The spending problem
Each time we hear about budget projections, the news is worse. The state is taking in less revenue, so that means more budget cuts. For the big-spending crowd, the response to this news is to call for tax increases. But the reality is that Nevada's budget revenue problem has little to do with either revenue or the tax structure.
The need for budget cuts has arisen primarily because our government spent way too much during more robust economic times, committing future spending to programs it could not afford.
This can be proven by examining what would have occurred had the state limited its budgetary growth, as most Nevadans desired, to the rate of population growth plus inflation. This method allows us to grant the state the same amount of funding per-person and control for economic factors.
If the state had adhered to such limits with FY 2004 general fund budget – increasing by inflation plus population growth instead of the 31.7% – just $16 million in budget cuts would have been needed in FY 2007-2008, with cuts of $472 million in FY 2008-2009.
Rather than $1.2 billion cut from its biennial budget, Nevada would have faced less than $500 million in cuts, for the state would not have spent and committed more than its actual resources. In other words, over half the budget-cutting resulted from spending beyond the state's natural rate of growth.

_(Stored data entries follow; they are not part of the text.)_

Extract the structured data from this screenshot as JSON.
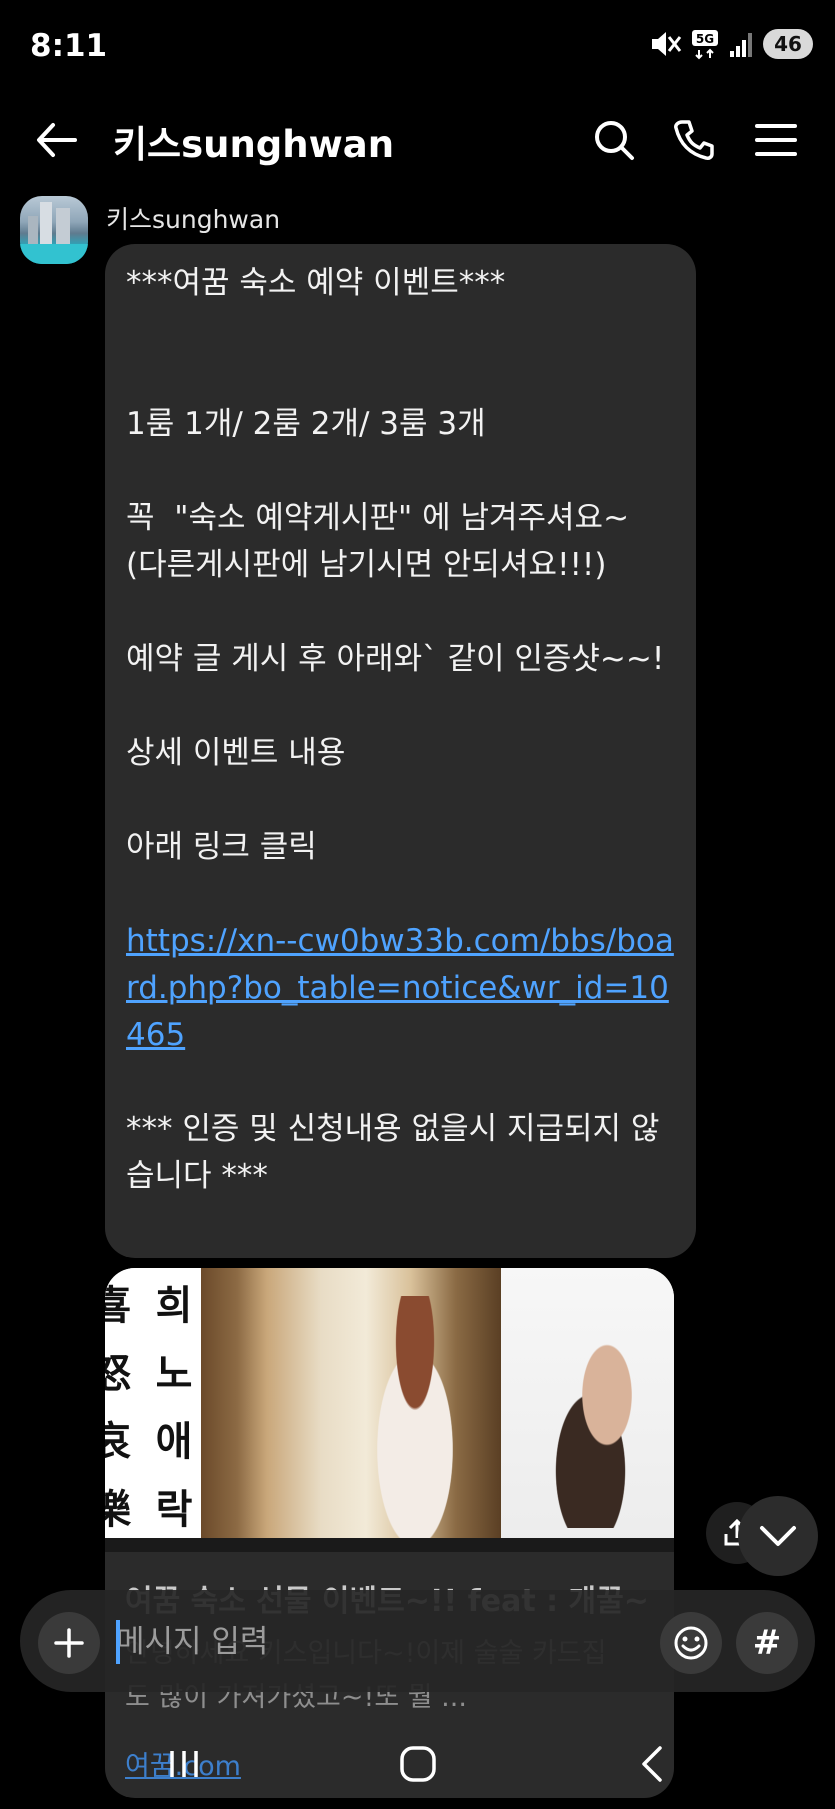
{
  "status_bar": {
    "time": "8:11",
    "network": "5G",
    "battery": "46"
  },
  "header": {
    "title": "키스sunghwan",
    "icons": [
      "back-arrow-icon",
      "search-icon",
      "phone-icon",
      "menu-icon"
    ]
  },
  "message": {
    "sender": "키스sunghwan",
    "text_before_link": "***여꿈 숙소 예약 이벤트***\n\n\n1룸 1개/ 2룸 2개/ 3룸 3개\n\n꼭  \"숙소 예약게시판\" 에 남겨주셔요~\n(다른게시판에 남기시면 안되셔요!!!)\n\n예약 글 게시 후 아래와` 같이 인증샷~~!\n\n상세 이벤트 내용\n\n아래 링크 클릭\n\n",
    "link": "https://xn--cw0bw33b.com/bbs/board.php?bo_table=notice&wr_id=10465",
    "text_after_link": "\n\n*** 인증 및 신청내용 없을시 지급되지 않습니다 ***"
  },
  "link_preview": {
    "image_text_left": "희노애락",
    "image_text_edge": "喜怒哀樂",
    "title": "여꿈 숙소 선물 이벤트~!! feat : 개꿀~",
    "description": "안녕하세요 키스입니다~!이제 술술 카드집도 많이 가져가셨고~!또 뭘 ...",
    "domain": "여꿈.com"
  },
  "composer": {
    "placeholder": "메시지 입력",
    "hashtag_label": "#"
  },
  "colors": {
    "background": "#000000",
    "bubble": "#2b2b2b",
    "link": "#4fa3ff"
  }
}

If the State of Nevada had limited its spending increases, taxpayers would have had an extra $2.1 billion to spend themselves from 2004-2007 – money that would have helped generate jobs, diversify the economy and soften the blow when the global economy soured. A portion could have been committed to a rainy day fund, possibly eliminating the need for budget cuts altogether.
Anyway you slice it, any plan to stop Nevada's boom-and-bust cycle of government revenue must include spending limits.